With the summer months here and children out of school, the museum offers the younger set a chance to have fun with various hands-on exhibits.

Kids can make a bird whistle or build a water wheel, test out antique straw mattresses, practice their sawing skills working alongside locals, or prep the water trough by filling wooden buckets.

There are also workshops, offered every day of the week except Saturday and Monday, in which the entire family can make various items from lanterns to hardwood baskets.

As a result, kids will not only learn something but also will sleep well that night.

Location: The museum is on B33 between Hausach and Gutach. Take Autobahn 5 toward Basel to exit 55 and take the ramp for Villingen-Schwenningen. Follow the road and in less than a mile take the ramp onto B33 and bear right toward Villingen. Follow the road 15 miles and the museum is on the right. By train, get off at the Hausach station and follow the footpath to the museum (approximately a 30-minute walk). Note: Museum is near Gutach, not Gutach im Breisgau.

Times: The museum is open 9 a.m. to 6 p.m. daily March 29 to Nov. 1 (last admission at 5 p.m.), and until 7 p.m. in July and August (last admission at 6 p.m.). Many special demonstrations are offered throughout the year, and they vary day to day. From May to September, there is a daily demonstration of Black Forest cooking, and the first Saturday of each month features regional culinary specialties. Definitely check the weather forecast before heading out: A day free of rain is necessary to take advantage of the many outdoor features.

Costs: Admission to the museum is 6 euros for adults and senior citizens, 5 euros for those qualifying for a reduced rate and 3 euros for children ages 6-17; a family pass costs 13 euros. Special rates are also available for evening tickets (sale 30 minutes before last admission), large groups and guided tours (book in advance by telephone).
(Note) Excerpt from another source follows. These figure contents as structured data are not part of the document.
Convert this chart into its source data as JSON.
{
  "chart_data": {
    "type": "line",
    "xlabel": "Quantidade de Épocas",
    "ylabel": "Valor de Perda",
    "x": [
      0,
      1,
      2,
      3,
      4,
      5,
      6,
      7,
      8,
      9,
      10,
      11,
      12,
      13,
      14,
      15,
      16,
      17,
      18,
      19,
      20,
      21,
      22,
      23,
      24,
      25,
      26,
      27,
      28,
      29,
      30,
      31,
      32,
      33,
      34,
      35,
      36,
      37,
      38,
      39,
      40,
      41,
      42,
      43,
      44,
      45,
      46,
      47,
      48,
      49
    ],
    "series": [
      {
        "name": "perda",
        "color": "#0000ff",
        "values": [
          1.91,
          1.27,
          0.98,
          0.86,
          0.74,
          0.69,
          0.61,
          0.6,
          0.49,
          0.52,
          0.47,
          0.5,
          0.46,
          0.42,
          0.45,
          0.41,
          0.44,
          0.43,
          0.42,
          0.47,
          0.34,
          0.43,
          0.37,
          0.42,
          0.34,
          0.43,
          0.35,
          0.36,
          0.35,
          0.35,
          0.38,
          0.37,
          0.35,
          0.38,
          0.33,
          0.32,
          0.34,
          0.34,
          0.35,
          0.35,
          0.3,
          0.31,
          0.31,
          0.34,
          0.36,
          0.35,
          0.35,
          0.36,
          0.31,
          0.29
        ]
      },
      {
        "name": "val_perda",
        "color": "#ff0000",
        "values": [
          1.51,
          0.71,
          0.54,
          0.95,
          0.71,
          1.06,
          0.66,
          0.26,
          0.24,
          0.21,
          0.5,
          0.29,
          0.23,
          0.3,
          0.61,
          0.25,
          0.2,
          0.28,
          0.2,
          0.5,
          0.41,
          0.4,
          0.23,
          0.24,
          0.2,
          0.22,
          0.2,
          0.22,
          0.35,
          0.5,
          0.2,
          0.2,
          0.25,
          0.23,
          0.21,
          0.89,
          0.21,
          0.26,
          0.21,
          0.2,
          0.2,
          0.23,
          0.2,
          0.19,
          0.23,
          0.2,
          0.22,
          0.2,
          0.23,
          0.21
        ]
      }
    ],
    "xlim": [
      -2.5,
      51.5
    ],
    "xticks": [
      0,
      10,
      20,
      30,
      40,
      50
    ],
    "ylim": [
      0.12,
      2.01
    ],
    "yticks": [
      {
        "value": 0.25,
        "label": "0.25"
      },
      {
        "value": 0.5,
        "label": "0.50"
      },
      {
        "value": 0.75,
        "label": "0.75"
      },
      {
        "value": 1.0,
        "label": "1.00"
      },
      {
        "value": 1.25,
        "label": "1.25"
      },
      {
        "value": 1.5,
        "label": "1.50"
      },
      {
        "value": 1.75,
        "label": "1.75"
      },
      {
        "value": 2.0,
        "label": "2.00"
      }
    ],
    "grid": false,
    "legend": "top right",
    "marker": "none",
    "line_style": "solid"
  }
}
Food: The museum’s restaurant and beer garden, near the entrance, are open 9 a.m. to 7 p.m. daily. On the museum grounds, there is a snack-and-drink stand. There are also several eateries and cafes near the museum’s parking lot.

Information: The museum has a comprehensive Web site with special events at
www.vogtsen.land-in-sicht.com; it has an English-language link. Information is also available by calling 07831-93560 or e-mailing info@vogtsbauernhof.org.

A room at the Hippenseppenhof in the Black Forest Open-Air Museum Vogtsbauernhof in Gutach, Germany, shows household goods of the farm’s inhabitants from throughout the years.